If You Want to Build Resilience, Get Comfortable Saying...
9 ideas that will help you weather life's storms
We live in chaotic times.
Resilience is not separate from the pursuit of excellence. It’s an integral part of it. Periods of disorder are unavoidable to even the smoothest human existence.
Neither personal nor societal progress is linear.
It’s more like an ongoing cycle of order, disorder, reorder.
How we think and what we do in that middle phase is crucial.
Here are some ideas to help. Consider each a tool in your resilience toolkit:
Trying to control the uncontrollable is tempting, but it’s a waste of time, energy, and a surefire path to anxiety. There is a difference between worrying about a situation and doing something about it.
Exerting agency, even if only in small doses, is key to health, well-being, fortitude, and progress. Identify productive actions that you can take, and focus there. If there is truly nothing you can do about the situation and you find yourself spiraling, then it’s a good time to take a walk, or to connect with others (more on this soon).
Acceptance isn’t passive resignation or giving up. It’s seeing things clearly.
Magical thinking and delusion catch up to all of us. If you can’t confront what is actually happening, then you can’t work with it in a meaningful way.
Think: “This is what is happening right now. Here’s what I can control, and here’s what I cannot. I’m doing the best I can.”
Move your body regularly. Sleep. Do what you can to eat nutritious foods.
Never letting these basics fall behind—at least not for too long—supports physiological and psychological strength.
If you feel guilty or indulgent for taking care of the basics, don’t. Daily habits serve as the foundation from which you can gain strength, show up, confront reality, and meet challenges. You’ve got to take care of yourself.
When it feels like the ground underneath you is shaking, tried and true routines provide stability and predictability. It can be as simple as your daily walk or run, morning cup of coffee, meditation practice, training session in the gym, or evening reading time.
The actual substance of the routine matters less than the fact that you have one. It’s about something that you can come back to again and again.
Study after study of resilience shows the benefits of social support and asking for help.
During periods of disorder there can be an urge to shut down and isolate. Do what you can to resist this urge. Odds are, many other people are feeling the same way as you. Vulnerability builds trust and deepens relationships. In relationship to each other we stay strong (enough) when we might otherwise struggle alone.
When I was researching for The Practice of Groundedness I was struck by what I learned about Redwoods: The roots of even the most massive redwood trees only run 6 to 12 feet deep. Instead of deep, they grow out, extending hundreds of feet laterally, wrapping around the roots of their neighbors. They help each other stand firmly in the ground, even amidst storms. This is a model for us, too.
Get clear on your values that are non-negotiable. These are your sources of ruggedness. But then, push yourself to be nimble on how you apply them.
Instead of viewing change as something that happens to you, view it as something that you are in conversation with. All successful systems, from individual cells to entire species, are successful because they adapt with their shifting surroundings. This doesn’t mean they just go wherever the flow takes them. But it does mean they evolve and grow over time.
They are not exclusively rugged. They are not exclusively flexible. They are rugged and flexible.
Reacting is immediate, rash, and we often regret it.
Responding is slower, more deliberate, and thoughtful.
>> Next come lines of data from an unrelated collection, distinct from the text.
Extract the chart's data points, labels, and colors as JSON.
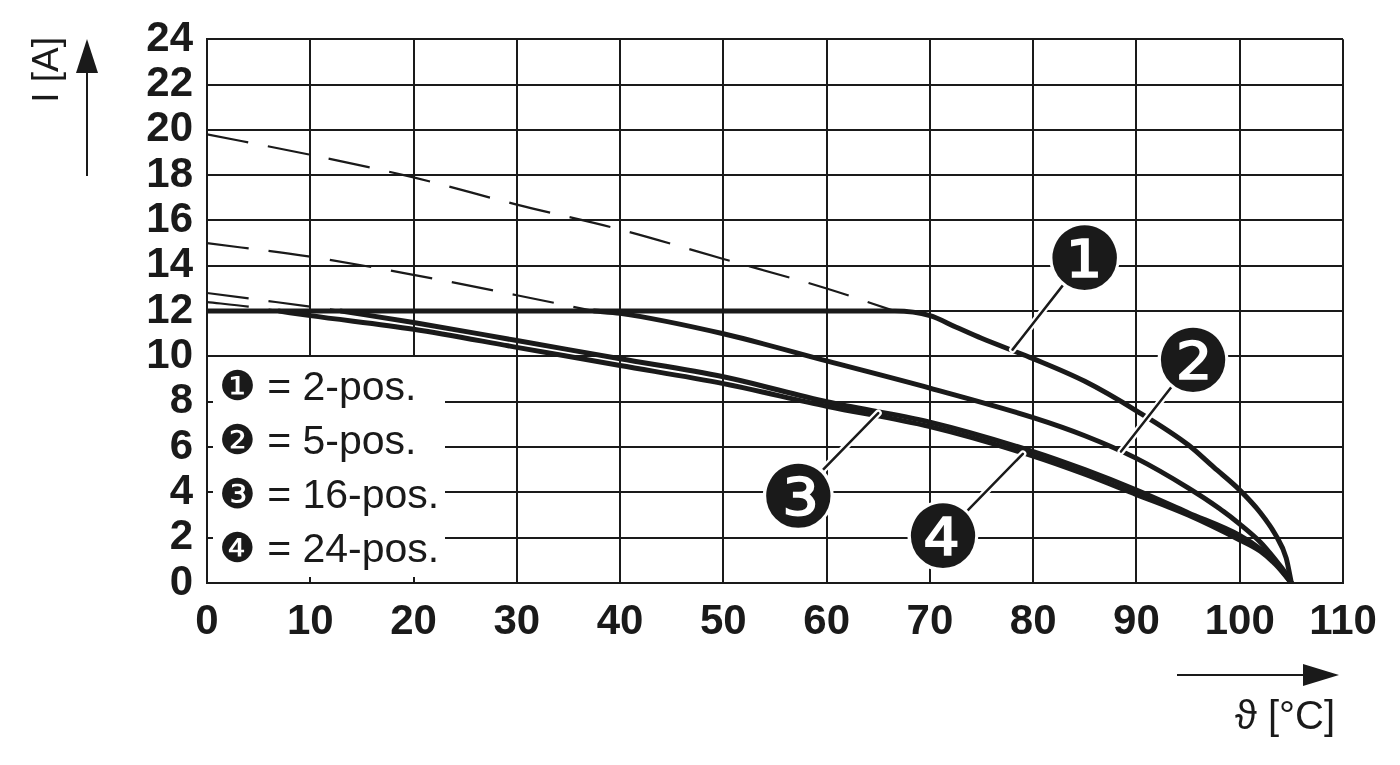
{
  "chart_data": {
    "type": "line",
    "xlabel": "ϑ [°C]",
    "ylabel": "I [A]",
    "xlim": [
      0,
      110
    ],
    "xticks": [
      0,
      10,
      20,
      30,
      40,
      50,
      60,
      70,
      80,
      90,
      100,
      110
    ],
    "ylim": [
      0,
      24
    ],
    "yticks": [
      0,
      2,
      4,
      6,
      8,
      10,
      12,
      14,
      16,
      18,
      20,
      22,
      24
    ],
    "grid": true,
    "marker": "none",
    "series": [
      {
        "color": "#1a1a1a",
        "line_style": "solid",
        "x": [
          0,
          66.6,
          70,
          72.5,
          75,
          80,
          85,
          90,
          95,
          97.5,
          100,
          102,
          103.5,
          104.5,
          105
        ],
        "values": [
          12,
          12,
          11.8,
          11.3,
          10.8,
          9.9,
          8.9,
          7.6,
          6.1,
          5.1,
          4.1,
          3.1,
          2.1,
          1.1,
          0
        ]
      },
      {
        "color": "#1a1a1a",
        "line_style": "solid",
        "x": [
          37.5,
          40,
          50,
          60,
          70,
          80,
          85,
          90,
          95,
          98,
          100,
          102,
          103.5,
          104.5,
          105
        ],
        "values": [
          12,
          11.9,
          11.0,
          9.8,
          8.6,
          7.3,
          6.5,
          5.5,
          4.2,
          3.3,
          2.6,
          1.8,
          1.0,
          0.4,
          0
        ]
      },
      {
        "color": "#1a1a1a",
        "line_style": "solid",
        "x": [
          13,
          20,
          30,
          40,
          50,
          60,
          70,
          80,
          85,
          90,
          95,
          100,
          102,
          103.5,
          105
        ],
        "values": [
          12,
          11.5,
          10.7,
          9.9,
          9.1,
          8.0,
          7.1,
          5.8,
          5.0,
          4.1,
          3.1,
          2.1,
          1.5,
          0.9,
          0
        ]
      },
      {
        "color": "#1a1a1a",
        "line_style": "solid",
        "x": [
          7,
          10,
          20,
          30,
          40,
          50,
          60,
          70,
          80,
          85,
          90,
          95,
          100,
          102,
          103.5,
          105
        ],
        "values": [
          12,
          11.8,
          11.2,
          10.4,
          9.6,
          8.8,
          7.8,
          6.9,
          5.6,
          4.8,
          3.9,
          3.0,
          1.9,
          1.4,
          0.8,
          0
        ]
      },
      {
        "color": "#1a1a1a",
        "line_style": "dashed",
        "x": [
          0,
          10,
          20,
          30,
          40,
          50,
          60,
          66.6
        ],
        "values": [
          19.8,
          18.9,
          17.9,
          16.7,
          15.6,
          14.3,
          13.0,
          12
        ]
      },
      {
        "color": "#1a1a1a",
        "line_style": "dashed",
        "x": [
          0,
          10,
          20,
          30,
          37.5
        ],
        "values": [
          15.0,
          14.4,
          13.6,
          12.7,
          12
        ]
      },
      {
        "color": "#1a1a1a",
        "line_style": "dashed",
        "x": [
          0,
          5,
          10,
          13
        ],
        "values": [
          12.8,
          12.5,
          12.2,
          12
        ]
      },
      {
        "color": "#1a1a1a",
        "line_style": "dashed",
        "x": [
          0,
          4,
          7
        ],
        "values": [
          12.4,
          12.2,
          12
        ]
      }
    ],
    "annotations": [
      {
        "text": "❶",
        "x": 78,
        "y": 10.3
      },
      {
        "text": "❷",
        "x": 88.5,
        "y": 5.8
      },
      {
        "text": "❸",
        "x": 65,
        "y": 7.5
      },
      {
        "text": "❹",
        "x": 79,
        "y": 5.7
      },
      "❶ = 2-pos.",
      "❷ = 5-pos.",
      "❸ = 16-pos.",
      "❹ = 24-pos."
    ]
  }
}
We tend to make better decisions when we respond instead of react.
Many philosophers have said that our freedom and humanity lies in the space between stimulus and response.
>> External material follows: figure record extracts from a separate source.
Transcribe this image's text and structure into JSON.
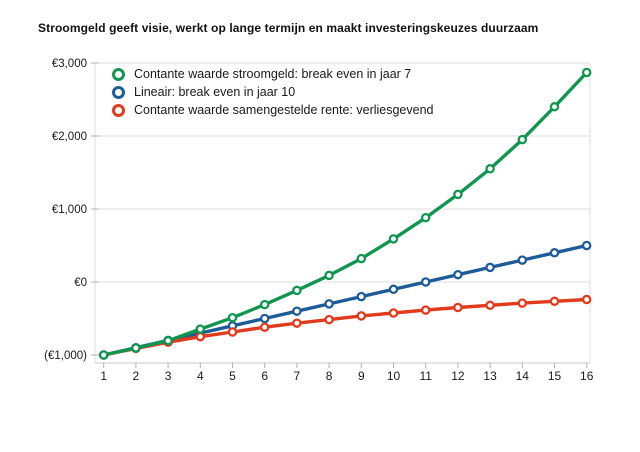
{
  "title": "Stroomgeld geeft visie, werkt op lange termijn en maakt investeringskeuzes duurzaam",
  "chart_data": {
    "type": "line",
    "title": "Stroomgeld geeft visie, werkt op lange termijn en maakt investeringskeuzes duurzaam",
    "xlabel": "",
    "ylabel": "",
    "x_labels": [
      "1",
      "2",
      "3",
      "4",
      "5",
      "6",
      "7",
      "8",
      "9",
      "10",
      "11",
      "12",
      "13",
      "14",
      "15",
      "16"
    ],
    "y_ticks": [
      {
        "label": "€3,000",
        "value": 3000
      },
      {
        "label": "€2,000",
        "value": 2000
      },
      {
        "label": "€1,000",
        "value": 1000
      },
      {
        "label": "€0",
        "value": 0
      },
      {
        "label": "(€1,000)",
        "value": -1000
      }
    ],
    "ylim": [
      -1110,
      3000
    ],
    "grid": "horizontal",
    "legend_position": "top-left-inside",
    "marker": "open-circle",
    "colors": {
      "green": "#10964f",
      "blue": "#1e5c99",
      "red": "#e23a1c",
      "gridline": "#dcdcdc",
      "axis": "#c9c9c9",
      "tick": "#b0b0b0",
      "text": "#1a1a1a"
    },
    "series": [
      {
        "name": "Contante waarde stroomgeld: break even in jaar 7",
        "color": "#10964f",
        "values": [
          -1000,
          -905,
          -805,
          -645,
          -490,
          -310,
          -115,
          90,
          320,
          590,
          880,
          1200,
          1550,
          1950,
          2400,
          2870
        ]
      },
      {
        "name": "Lineair: break even in jaar 10",
        "color": "#1e5c99",
        "values": [
          -1000,
          -900,
          -800,
          -700,
          -600,
          -500,
          -400,
          -300,
          -200,
          -100,
          0,
          100,
          200,
          300,
          400,
          500
        ]
      },
      {
        "name": "Contante waarde samengestelde rente: verliesgevend",
        "color": "#e23a1c",
        "values": [
          -1000,
          -910,
          -825,
          -750,
          -685,
          -620,
          -565,
          -515,
          -465,
          -425,
          -385,
          -350,
          -320,
          -290,
          -265,
          -240
        ]
      }
    ]
  }
}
Creating this space is easier said than done. Something that helps is a brief heuristic I call the 4 P’s: pause, process, plan, proceed.
Research conducted by the psychologist Daniel Gilbert shows that we tend to look back on challenging periods of disorder in a much more productive and meaningful light than we experience them. In other words, sometimes nothing makes sense until you get to the other side, and that’s okay. If meaning and growth are going to come, they are going to come on their own time. You can’t force these qualities. In these harrowing instances, all that matters is showing up; showing up is plenty—and the real growth is learning to let it be enough.
Two things can be true at once:
1. Something can be unlucky or unfortunate or just downright suck.
2. And, you can be capable of getting through it.
It’s helpful to acknowledge both.
Thank you for this post. I really need to read and reread this right now.
I love the idea of viewing of change as something you are in conversation with instead of something that happens to you. I have never thought it about it that way.